Question

For the thermochemical equation \(\mathrm{H}_{2}(\mathrm{~g})+\mathrm{Br}_{2}(\ell) \rightarrow 2 \mathrm{HBr}(\mathrm{g}) \Delta H=-72.6 \mathrm{~kJ}\) what mass of HBr will be formed when \(553 \mathrm{~kJ}\) of energy are given off?

Short answer

308.61 g of HBr will be formed.

Step-by-step solution

Understand the Problem

You need to find the mass of \( \text{HBr} \) formed when 553 kJ of energy is released. Given the reaction \( \mathrm{H}_{2}(\mathrm{~g})+\mathrm{Br}_{2}(\ell) \rightarrow 2 \mathrm{HBr}(\mathrm{g}) \) and \( \Delta H = -72.6 \text{ kJ} \), this means that 72.6 kJ of energy is released per the moles of reactants used in the balanced equation.

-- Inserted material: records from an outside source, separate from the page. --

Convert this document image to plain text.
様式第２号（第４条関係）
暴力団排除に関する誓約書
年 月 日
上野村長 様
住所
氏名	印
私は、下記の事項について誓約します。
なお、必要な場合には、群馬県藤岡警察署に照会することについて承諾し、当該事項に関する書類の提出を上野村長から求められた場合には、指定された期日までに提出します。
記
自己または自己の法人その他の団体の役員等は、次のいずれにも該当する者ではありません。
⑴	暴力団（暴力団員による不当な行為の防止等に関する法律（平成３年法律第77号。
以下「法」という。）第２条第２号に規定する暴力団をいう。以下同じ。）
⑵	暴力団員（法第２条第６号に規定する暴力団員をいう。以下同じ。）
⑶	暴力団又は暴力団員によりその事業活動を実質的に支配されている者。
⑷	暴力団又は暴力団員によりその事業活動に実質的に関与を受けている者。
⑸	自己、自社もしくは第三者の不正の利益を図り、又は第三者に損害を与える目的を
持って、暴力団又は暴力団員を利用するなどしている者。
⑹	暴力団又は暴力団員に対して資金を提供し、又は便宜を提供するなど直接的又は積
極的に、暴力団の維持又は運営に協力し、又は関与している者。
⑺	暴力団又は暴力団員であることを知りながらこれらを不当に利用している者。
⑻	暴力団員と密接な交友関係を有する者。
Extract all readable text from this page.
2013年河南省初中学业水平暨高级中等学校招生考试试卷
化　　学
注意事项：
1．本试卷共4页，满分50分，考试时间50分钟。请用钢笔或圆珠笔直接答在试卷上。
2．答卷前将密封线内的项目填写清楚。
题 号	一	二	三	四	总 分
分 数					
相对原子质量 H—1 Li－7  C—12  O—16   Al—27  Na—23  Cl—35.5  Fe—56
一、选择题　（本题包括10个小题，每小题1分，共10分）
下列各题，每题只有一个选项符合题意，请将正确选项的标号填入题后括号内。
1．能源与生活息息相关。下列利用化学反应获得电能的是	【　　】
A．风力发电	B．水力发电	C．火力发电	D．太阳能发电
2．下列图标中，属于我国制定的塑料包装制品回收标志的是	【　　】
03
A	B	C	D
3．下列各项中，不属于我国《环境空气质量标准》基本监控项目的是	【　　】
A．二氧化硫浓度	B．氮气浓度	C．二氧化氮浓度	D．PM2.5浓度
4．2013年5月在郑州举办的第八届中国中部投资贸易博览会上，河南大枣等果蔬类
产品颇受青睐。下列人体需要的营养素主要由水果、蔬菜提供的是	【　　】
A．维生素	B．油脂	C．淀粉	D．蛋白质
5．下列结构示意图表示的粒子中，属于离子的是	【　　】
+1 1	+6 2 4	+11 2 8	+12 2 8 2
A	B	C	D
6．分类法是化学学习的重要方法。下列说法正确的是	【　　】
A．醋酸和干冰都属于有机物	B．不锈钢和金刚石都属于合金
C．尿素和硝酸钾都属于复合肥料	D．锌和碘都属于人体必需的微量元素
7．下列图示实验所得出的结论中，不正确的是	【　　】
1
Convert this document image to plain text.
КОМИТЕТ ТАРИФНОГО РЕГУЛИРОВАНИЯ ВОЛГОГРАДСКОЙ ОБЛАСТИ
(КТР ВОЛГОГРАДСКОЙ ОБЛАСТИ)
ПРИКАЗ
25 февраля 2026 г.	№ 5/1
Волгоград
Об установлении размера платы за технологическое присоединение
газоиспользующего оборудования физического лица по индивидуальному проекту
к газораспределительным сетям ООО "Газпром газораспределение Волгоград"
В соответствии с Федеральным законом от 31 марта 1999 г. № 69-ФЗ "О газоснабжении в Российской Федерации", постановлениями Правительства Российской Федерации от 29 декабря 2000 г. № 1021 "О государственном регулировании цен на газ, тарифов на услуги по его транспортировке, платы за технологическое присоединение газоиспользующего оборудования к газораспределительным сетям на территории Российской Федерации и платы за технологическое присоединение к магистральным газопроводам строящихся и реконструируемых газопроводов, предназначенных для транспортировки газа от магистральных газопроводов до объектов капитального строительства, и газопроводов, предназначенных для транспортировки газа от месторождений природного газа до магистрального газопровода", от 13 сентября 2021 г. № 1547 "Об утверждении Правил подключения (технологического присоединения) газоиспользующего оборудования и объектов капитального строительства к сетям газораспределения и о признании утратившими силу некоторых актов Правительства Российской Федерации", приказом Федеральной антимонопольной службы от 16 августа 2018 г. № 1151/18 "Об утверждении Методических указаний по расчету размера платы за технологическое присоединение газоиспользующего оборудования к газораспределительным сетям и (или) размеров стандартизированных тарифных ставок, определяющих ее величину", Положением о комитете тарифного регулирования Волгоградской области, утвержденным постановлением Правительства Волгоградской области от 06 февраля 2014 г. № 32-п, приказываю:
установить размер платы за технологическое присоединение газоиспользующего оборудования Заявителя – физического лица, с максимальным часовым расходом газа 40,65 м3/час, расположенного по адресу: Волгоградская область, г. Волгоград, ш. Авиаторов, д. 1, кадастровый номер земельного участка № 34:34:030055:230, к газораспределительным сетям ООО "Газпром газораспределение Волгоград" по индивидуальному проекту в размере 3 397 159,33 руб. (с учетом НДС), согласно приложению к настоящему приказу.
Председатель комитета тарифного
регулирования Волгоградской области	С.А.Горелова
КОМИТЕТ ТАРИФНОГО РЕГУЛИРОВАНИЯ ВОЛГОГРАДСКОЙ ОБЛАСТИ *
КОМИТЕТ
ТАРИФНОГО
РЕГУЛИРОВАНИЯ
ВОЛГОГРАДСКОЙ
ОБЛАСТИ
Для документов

Determine Moles of HBr Formed

Use the given \( \Delta H \) to calculate the moles of \( \text{HBr} \) formed with 553 kJ released. The balanced reaction releases 72.6 kJ per 2 moles of \( \text{HBr} \). Calculate the moles using the ratio: \[ \frac{553 \text{ kJ}}{72.6 \text{ kJ per 2 moles}} = 2 \times X \] Hence, \[ X = \frac{553}{72.6 \times 2} \approx 3.81 \text{ moles} \].

Calculate Mass of HBr

To find the mass of \( \text{HBr} \), use the molar mass of \( \text{HBr} \). The molar mass is approximately 81 g/mol (Hydrogen = 1 g/mol, Bromine = 80 g/mol).Multiply the moles of \( \text{HBr} \) by its molar mass:\[ 3.81 \text{ moles} \times 81 \text{ g/mol} \approx 308.61 \text{ g} \].

Key concepts

Enthalpy Change

The concept of enthalpy change is fundamental to understanding thermochemical equations. Enthalpy, often denoted by \( \Delta H \), represents the heat change at constant pressure. For the reaction \( \mathrm{H}_{2}(\mathrm{~g})+\mathrm{Br}_{2}(\ell) \rightarrow 2 \mathrm{HBr}(\mathrm{g}) \), the enthalpy change is noted as \( -72.6 \) kJ. This means that 72.6 kJ of energy is released as heat when the reaction occurs for the stoichiometric amounts given in the equation.

• A negative \( \Delta H \) value indicates an exothermic reaction, meaning it releases heat into the surroundings.
• The magnitude of \( \Delta H \) is crucial because it dictates the amount of energy change per mole or set of moles for the substances involved in the reaction.

To solve problems like this, relate the given energy change to the stoichiometry of the chemical reaction. Knowing how much energy corresponds to a specific change in number of moles can help determine quantities of reactants or products.

Molar Mass Calculation

Calculating the molar mass of a compound is essential for converting moles of substance into grams. The molar mass is calculated by summing the atomic masses of all atoms in a molecule.

• For Hydrogen Bromide (HBr), calculate it as follows: The atomic mass of hydrogen (H) is approximately 1 g/mol and that of bromine (Br) is about 80 g/mol.
• Add these to get the molar mass of HBr, which is roughly 81 g/mol.

Knowing how to accurately calculate molar masses allows you to transform mole quantities into tangible, measurable masses, facilitating practical laboratory work. This is a core skill needed when dealing with chemical reactions and their accompanying calculations, such as determining the amount of product created in a reaction.

Mole-Mass Conversion

The practical use of chemistry often involves converting between moles and mass, a skill that enables chemists to measure and create desired amounts of substances. In this problem, once you've determined the moles of HBr formed, the next step is to calculate the mass.

• Using the calculated moles from the enthalpy change calculation: \( X \approx 3.81 \) moles of HBr.
• Multiply the moles by the molar mass of HBr (81 g/mol) to get the mass: \[ 3.81 \text{ moles} \times 81 \text{ g/mol} = 308.61 \text{ g} \].

This process exemplifies the conversion between the theoretical, easily calculated moles from a reaction stoichiometry, to the real-world measurable quantity of grams. Understanding this conversion is vital not only in scientific studies but also in practical applications like pharmaceuticals, where dosing requires precise mass measurements.